To treat the pain of superior cluneal nerve entrapment, the patient is placed in the prone position. The posterior iliac crest is identified by palpation, as are the spinous processes of the adjacent lumbar vertebrae. A point 7 cm lateral to midline along the posterior iliac crest is identified and prepared with antiseptic solution.

A 1½-inch, 25-gauge needle is slowly advanced perpendicular to the skin until the needle is felt to pop through the fascia. A paresthesia is often elicited. After careful aspiration, a solution of 5 to 7 mL of 1% preservative-free lidocaine and 40 mg methylprednisolone is injected in a fanlike pattern as the needle pierces the fascia gluteal muscle. After injection of the solution, pressure is applied to the injection site to decrease the incidence of ecchymosis and hematoma formation, which can be quite dramatic, especially in anticoagulated patients.

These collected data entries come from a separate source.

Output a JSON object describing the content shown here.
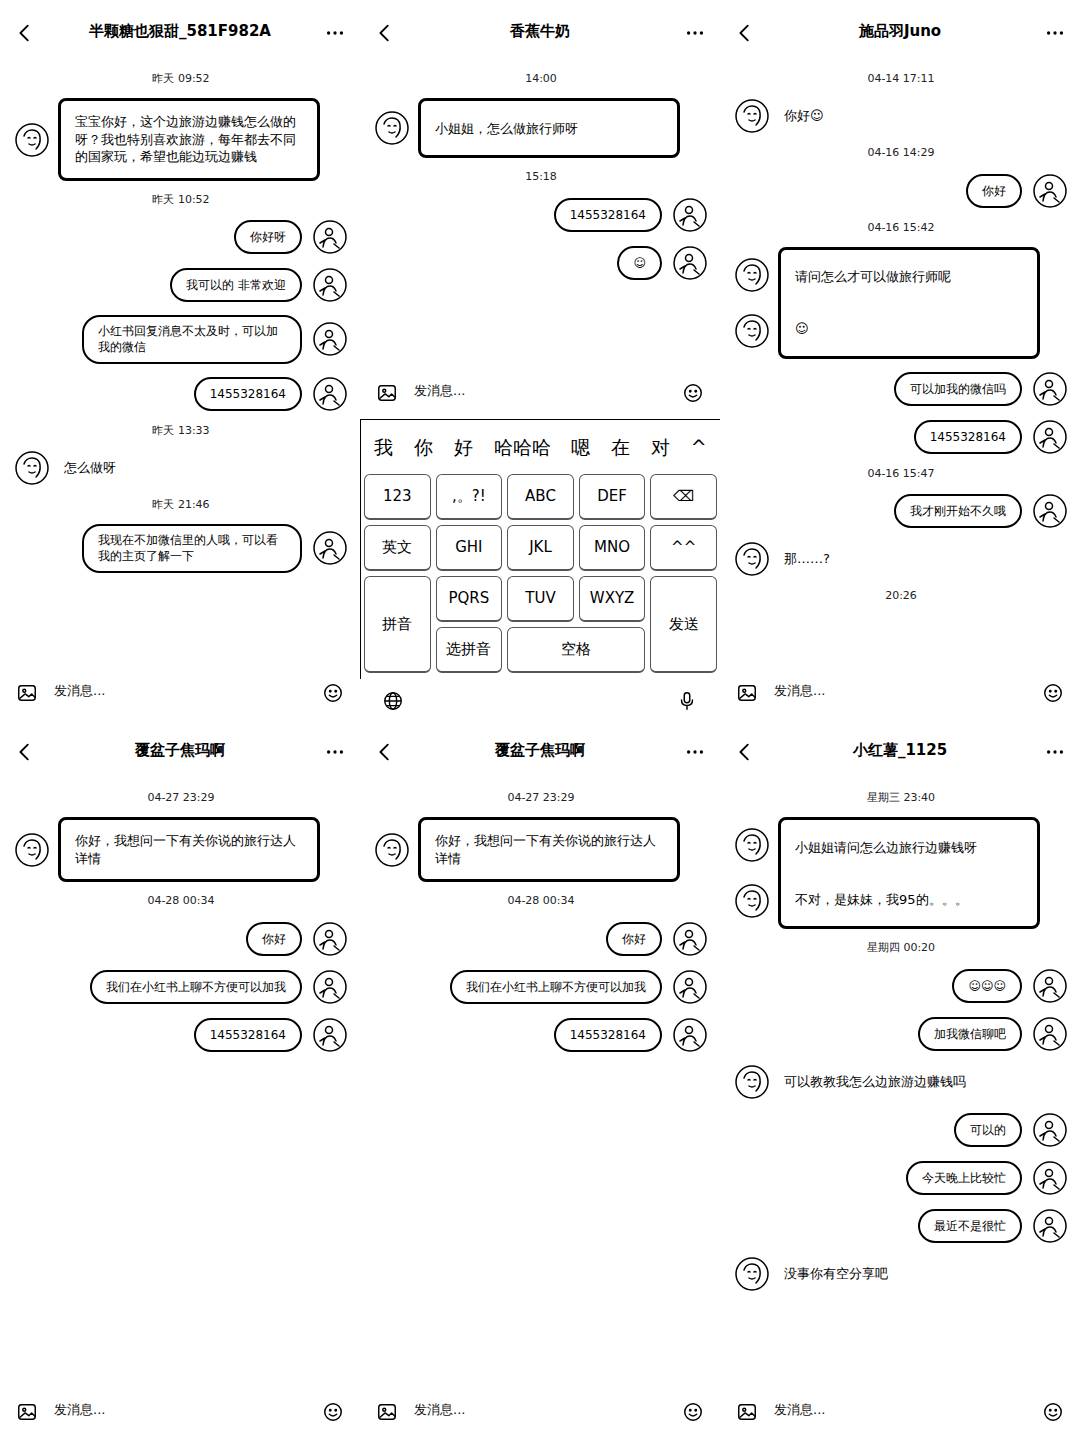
{
  "panels": [
    {
      "title": "半颗糖也狠甜_581F982A",
      "placeholder": "发消息...",
      "messages": [
        {
          "kind": "time",
          "text": "昨天 09:52"
        },
        {
          "kind": "boxed",
          "items": [
            "宝宝你好，这个边旅游边赚钱怎么做的呀？我也特别喜欢旅游，每年都去不同的国家玩，希望也能边玩边赚钱"
          ]
        },
        {
          "kind": "time",
          "text": "昨天 10:52"
        },
        {
          "kind": "out",
          "text": "你好呀"
        },
        {
          "kind": "out",
          "text": "我可以的 非常欢迎"
        },
        {
          "kind": "out",
          "text": "小红书回复消息不太及时，可以加我的微信"
        },
        {
          "kind": "out",
          "text": "1455328164"
        },
        {
          "kind": "time",
          "text": "昨天 13:33"
        },
        {
          "kind": "in",
          "text": "怎么做呀"
        },
        {
          "kind": "time",
          "text": "昨天 21:46"
        },
        {
          "kind": "out",
          "text": "我现在不加微信里的人哦，可以看我的主页了解一下"
        }
      ]
    },
    {
      "title": "香蕉牛奶",
      "placeholder": "发消息...",
      "messages": [
        {
          "kind": "time",
          "text": "14:00"
        },
        {
          "kind": "boxed",
          "items": [
            "小姐姐，怎么做旅行师呀"
          ]
        },
        {
          "kind": "time",
          "text": "15:18"
        },
        {
          "kind": "out",
          "text": "1455328164"
        },
        {
          "kind": "out",
          "text": "☺"
        }
      ],
      "keyboard": {
        "suggestions": [
          "我",
          "你",
          "好",
          "哈哈哈",
          "嗯",
          "在",
          "对",
          "^"
        ],
        "keys": [
          "123",
          ",。?!",
          "ABC",
          "DEF",
          "⌫",
          "英文",
          "GHI",
          "JKL",
          "MNO",
          "^^",
          "拼音",
          "PQRS",
          "TUV",
          "WXYZ",
          "发送",
          "选拼音",
          "空格"
        ]
      }
    },
    {
      "title": "施品羽Juno",
      "placeholder": "发消息...",
      "messages": [
        {
          "kind": "time",
          "text": "04-14 17:11"
        },
        {
          "kind": "in",
          "text": "你好☺"
        },
        {
          "kind": "time",
          "text": "04-16 14:29"
        },
        {
          "kind": "out",
          "text": "你好"
        },
        {
          "kind": "time",
          "text": "04-16 15:42"
        },
        {
          "kind": "boxed",
          "items": [
            "请问怎么才可以做旅行师呢",
            "☺"
          ]
        },
        {
          "kind": "out",
          "text": "可以加我的微信吗"
        },
        {
          "kind": "out",
          "text": "1455328164"
        },
        {
          "kind": "time",
          "text": "04-16 15:47"
        },
        {
          "kind": "out",
          "text": "我才刚开始不久哦"
        },
        {
          "kind": "in",
          "text": "那……?"
        },
        {
          "kind": "time",
          "text": "20:26"
        }
      ]
    },
    {
      "title": "覆盆子焦玛啊",
      "placeholder": "发消息...",
      "messages": [
        {
          "kind": "time",
          "text": "04-27 23:29"
        },
        {
          "kind": "boxed",
          "items": [
            "你好，我想问一下有关你说的旅行达人详情"
          ]
        },
        {
          "kind": "time",
          "text": "04-28 00:34"
        },
        {
          "kind": "out",
          "text": "你好"
        },
        {
          "kind": "out",
          "text": "我们在小红书上聊不方便可以加我"
        },
        {
          "kind": "out",
          "text": "1455328164"
        }
      ]
    },
    {
      "title": "覆盆子焦玛啊",
      "placeholder": "发消息...",
      "messages": [
        {
          "kind": "time",
          "text": "04-27 23:29"
        },
        {
          "kind": "boxed",
          "items": [
            "你好，我想问一下有关你说的旅行达人详情"
          ]
        },
        {
          "kind": "time",
          "text": "04-28 00:34"
        },
        {
          "kind": "out",
          "text": "你好"
        },
        {
          "kind": "out",
          "text": "我们在小红书上聊不方便可以加我"
        },
        {
          "kind": "out",
          "text": "1455328164"
        }
      ]
    },
    {
      "title": "小红薯_1125",
      "placeholder": "发消息...",
      "messages": [
        {
          "kind": "time",
          "text": "星期三 23:40"
        },
        {
          "kind": "boxed",
          "items": [
            "小姐姐请问怎么边旅行边赚钱呀",
            "不对，是妹妹，我95的。。。"
          ]
        },
        {
          "kind": "time",
          "text": "星期四 00:20"
        },
        {
          "kind": "out",
          "text": "☺☺☺"
        },
        {
          "kind": "out",
          "text": "加我微信聊吧"
        },
        {
          "kind": "in",
          "text": "可以教教我怎么边旅游边赚钱吗"
        },
        {
          "kind": "out",
          "text": "可以的"
        },
        {
          "kind": "out",
          "text": "今天晚上比较忙"
        },
        {
          "kind": "out",
          "text": "最近不是很忙"
        },
        {
          "kind": "in",
          "text": "没事你有空分享吧"
        }
      ]
    }
  ]
}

If anatomical landmarks are difficult to identify, the use of fluoroscopic or ultrasound guidance should be considered to improve the accuracy of needle placement and decrease the incidence of needle-related complications.

Complications

Care must be taken to rule out other conditions that may mimic the pain of superior cluneal nerve entrapment. The main complications of the injection technique are ecchymosis and hematoma. Rarely, infection may occur. Early detection of infection is crucial to avoid potentially life-threatening sequelae.

Clinical Pearls

Superior cluneal nerve entrapment is a common condition that is often misdiagnosed as lumbar radiculopathy, sacroiliac pain, or gluteal bursitis.

The injection technique described can produce dramatic pain relief; however, if a patient has pain suggestive of superior cluneal nerve entrapment but does not respond to superior cluneal nerve block, a lesion more proximal in the lumbar plexus or an L1–L3 radiculopathy should be considered.

Such patients often respond to epidural block with steroid. Electromyography and MRI of the lumbar plexus are indicated in this patient population to rule out other causes of pain, including malignancy invading the lumbar plexus or epidural or vertebral metastatic disease at L1–L3.